Печник прижал шапку к груди, заглянул директору в лицо и, не дожидаясь ответа, обернулся к девочке:
— Пойдешь, Тоня, к нам?
Тоня вспыхнула, потупилась:
— Не знаю…
А Валерьян Петрович подумал и говорит:
— Соглашайся, Тоня. Это добрые люди. С ними и вправду не пропадешь. — Потом улыбнулся и добавил: — У них будет тебе не хуже, чем в самой Казани. А ко мне, пока я здесь, будешь приходить в гости. Хорошо?
Тоня тихо опустила и подняла голову: хорошо, мол, что же мне другое-то остается делать? По всему ее виду было понятно, что ей больше хочется остаться у Валерьяна Петровича.
Но тут уж командовать принялась тетка Евстолия. Тоне она обрадованно сказала:
— Вот и ладно, милая. Вот и ладно! — А нам всем, будто хозяйка, отдала приказ: — Не пора ли, гости добрые, по домам?
Она застегнула Тоне, как маленькой, пуговицы на пальто, взяла ее за руку, повела к двери. Валерьян Петрович спохватился, крикнул:
— Подождите! А чай-то?
Но старуха махнула рукой, мы поневоле пошли за ней следом. Так директорского чая никто и не попробовал.
Глава 6
ОСЕННИЕ КОСТРЫ
На другой день утром мы не работали. Печник ушел вместе с директором по начальству выхлопатывать для Тони документы и нас с Женькой отпустил по домам.
Но и дома у меня были дела. Мы все еще не выкопали картошку, а время наступало такое, что вот-вот полетят белые мухи. Мама тоже сегодня работала не в день, а в ночь, утро у нее было свободное. Мы собрали Наташку в школу — у нее-то занятия не отменялись, — а Шурку взяли с собой и отправились в огород.
Про вчерашний выстрел мама даже и не вспомнила. Только когда брала из чулана корзину, глянула на ружье, разыскала на полке замок и чулан заперла, У нас мама всегда так: ежели что натворишь, выдаст тебе сгоряча, а дальше — все! Дальше сам помни. Мама сто раз напоминать не будет.

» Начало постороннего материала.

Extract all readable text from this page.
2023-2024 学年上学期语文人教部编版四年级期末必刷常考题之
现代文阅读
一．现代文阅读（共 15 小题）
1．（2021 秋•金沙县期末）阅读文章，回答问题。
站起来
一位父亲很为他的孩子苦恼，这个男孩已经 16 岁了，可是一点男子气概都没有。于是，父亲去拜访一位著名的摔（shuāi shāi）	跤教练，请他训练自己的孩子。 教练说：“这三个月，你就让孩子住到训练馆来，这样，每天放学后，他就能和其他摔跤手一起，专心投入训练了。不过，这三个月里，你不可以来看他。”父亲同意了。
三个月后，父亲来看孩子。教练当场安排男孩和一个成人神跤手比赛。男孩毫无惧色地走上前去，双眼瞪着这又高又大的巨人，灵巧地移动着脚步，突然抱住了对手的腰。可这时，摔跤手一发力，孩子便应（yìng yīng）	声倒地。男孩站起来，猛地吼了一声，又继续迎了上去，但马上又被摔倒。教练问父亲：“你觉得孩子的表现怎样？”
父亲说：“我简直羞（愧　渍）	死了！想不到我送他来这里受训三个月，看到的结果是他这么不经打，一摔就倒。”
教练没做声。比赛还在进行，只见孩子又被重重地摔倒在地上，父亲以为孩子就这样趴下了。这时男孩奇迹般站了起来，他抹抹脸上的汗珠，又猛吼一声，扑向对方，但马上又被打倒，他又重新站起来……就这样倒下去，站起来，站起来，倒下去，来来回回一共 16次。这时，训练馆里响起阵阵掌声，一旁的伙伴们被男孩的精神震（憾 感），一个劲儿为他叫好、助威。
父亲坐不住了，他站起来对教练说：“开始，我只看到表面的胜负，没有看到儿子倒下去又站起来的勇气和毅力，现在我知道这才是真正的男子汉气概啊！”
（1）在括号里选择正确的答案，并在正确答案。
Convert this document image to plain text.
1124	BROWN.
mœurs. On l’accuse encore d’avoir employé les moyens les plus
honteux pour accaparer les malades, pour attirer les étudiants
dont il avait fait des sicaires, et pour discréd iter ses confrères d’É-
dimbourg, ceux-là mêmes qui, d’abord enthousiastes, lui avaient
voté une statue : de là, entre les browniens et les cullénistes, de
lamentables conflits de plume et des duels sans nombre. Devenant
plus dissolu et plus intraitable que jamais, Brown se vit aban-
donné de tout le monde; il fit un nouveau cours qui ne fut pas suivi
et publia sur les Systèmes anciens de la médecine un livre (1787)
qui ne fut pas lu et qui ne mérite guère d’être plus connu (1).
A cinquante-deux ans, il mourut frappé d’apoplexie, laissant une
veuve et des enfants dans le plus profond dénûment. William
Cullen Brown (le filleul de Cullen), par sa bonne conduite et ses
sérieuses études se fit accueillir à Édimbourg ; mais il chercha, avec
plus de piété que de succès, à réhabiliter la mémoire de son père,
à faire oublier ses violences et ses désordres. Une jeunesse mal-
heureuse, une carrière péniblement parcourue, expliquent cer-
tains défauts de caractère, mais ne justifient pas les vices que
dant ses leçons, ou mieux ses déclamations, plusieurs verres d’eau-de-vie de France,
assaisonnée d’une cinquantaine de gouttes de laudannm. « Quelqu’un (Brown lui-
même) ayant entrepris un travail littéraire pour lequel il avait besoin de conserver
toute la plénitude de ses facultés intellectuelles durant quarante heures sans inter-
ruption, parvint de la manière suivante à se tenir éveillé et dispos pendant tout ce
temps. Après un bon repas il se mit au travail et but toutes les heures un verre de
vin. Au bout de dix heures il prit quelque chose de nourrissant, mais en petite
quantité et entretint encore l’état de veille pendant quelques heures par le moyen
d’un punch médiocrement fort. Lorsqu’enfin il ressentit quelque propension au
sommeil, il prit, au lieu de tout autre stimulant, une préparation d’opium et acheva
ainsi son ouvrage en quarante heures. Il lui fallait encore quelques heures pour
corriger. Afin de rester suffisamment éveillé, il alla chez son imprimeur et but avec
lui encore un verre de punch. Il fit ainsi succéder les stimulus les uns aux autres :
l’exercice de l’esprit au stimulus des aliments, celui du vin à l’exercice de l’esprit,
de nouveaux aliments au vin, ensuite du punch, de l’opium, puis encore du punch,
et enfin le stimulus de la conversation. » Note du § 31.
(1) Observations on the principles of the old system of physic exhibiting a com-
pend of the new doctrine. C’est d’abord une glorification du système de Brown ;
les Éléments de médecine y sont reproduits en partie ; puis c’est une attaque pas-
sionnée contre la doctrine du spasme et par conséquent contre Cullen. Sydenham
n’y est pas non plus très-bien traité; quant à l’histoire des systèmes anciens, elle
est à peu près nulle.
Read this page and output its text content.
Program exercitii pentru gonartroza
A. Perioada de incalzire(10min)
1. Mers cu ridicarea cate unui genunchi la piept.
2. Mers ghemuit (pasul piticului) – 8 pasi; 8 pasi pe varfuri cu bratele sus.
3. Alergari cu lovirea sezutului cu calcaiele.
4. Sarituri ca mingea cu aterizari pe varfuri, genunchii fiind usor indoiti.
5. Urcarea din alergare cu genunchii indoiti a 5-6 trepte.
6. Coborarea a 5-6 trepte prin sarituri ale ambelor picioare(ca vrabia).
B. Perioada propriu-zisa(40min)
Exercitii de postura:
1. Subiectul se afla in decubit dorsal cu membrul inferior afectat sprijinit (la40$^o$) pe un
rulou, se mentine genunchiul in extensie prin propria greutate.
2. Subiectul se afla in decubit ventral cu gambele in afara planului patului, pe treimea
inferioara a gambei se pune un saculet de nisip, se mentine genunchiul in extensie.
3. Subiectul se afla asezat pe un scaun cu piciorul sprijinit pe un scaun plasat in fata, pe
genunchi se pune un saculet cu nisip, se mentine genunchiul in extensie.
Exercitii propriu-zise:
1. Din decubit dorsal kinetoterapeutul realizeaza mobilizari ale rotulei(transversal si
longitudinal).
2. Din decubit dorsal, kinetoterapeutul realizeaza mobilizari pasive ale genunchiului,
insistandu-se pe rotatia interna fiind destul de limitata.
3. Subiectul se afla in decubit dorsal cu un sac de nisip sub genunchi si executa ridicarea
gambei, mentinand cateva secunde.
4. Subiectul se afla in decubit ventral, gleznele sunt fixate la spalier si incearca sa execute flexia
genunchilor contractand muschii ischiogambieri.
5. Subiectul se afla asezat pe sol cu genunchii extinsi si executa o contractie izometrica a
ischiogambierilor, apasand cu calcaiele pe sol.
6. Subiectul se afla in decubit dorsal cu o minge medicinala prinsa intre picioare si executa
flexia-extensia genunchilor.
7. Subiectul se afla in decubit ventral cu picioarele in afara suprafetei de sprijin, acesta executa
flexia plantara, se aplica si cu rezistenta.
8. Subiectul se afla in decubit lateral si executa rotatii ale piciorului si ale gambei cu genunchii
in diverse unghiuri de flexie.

На картошку мы каждую осень брали спички. И хотя огород наш был рядом с домом, мы все равно затевали костер. На костре жгли сухую ботву, а главное, пекли картошку. Это веселое правило завел отец, и огонь разводил он всегда сам. Нынче я тоже решил зажечь огонь, только не спичками. Спички стали выдавать в магазине по норме, и мы старались их попусту не палить.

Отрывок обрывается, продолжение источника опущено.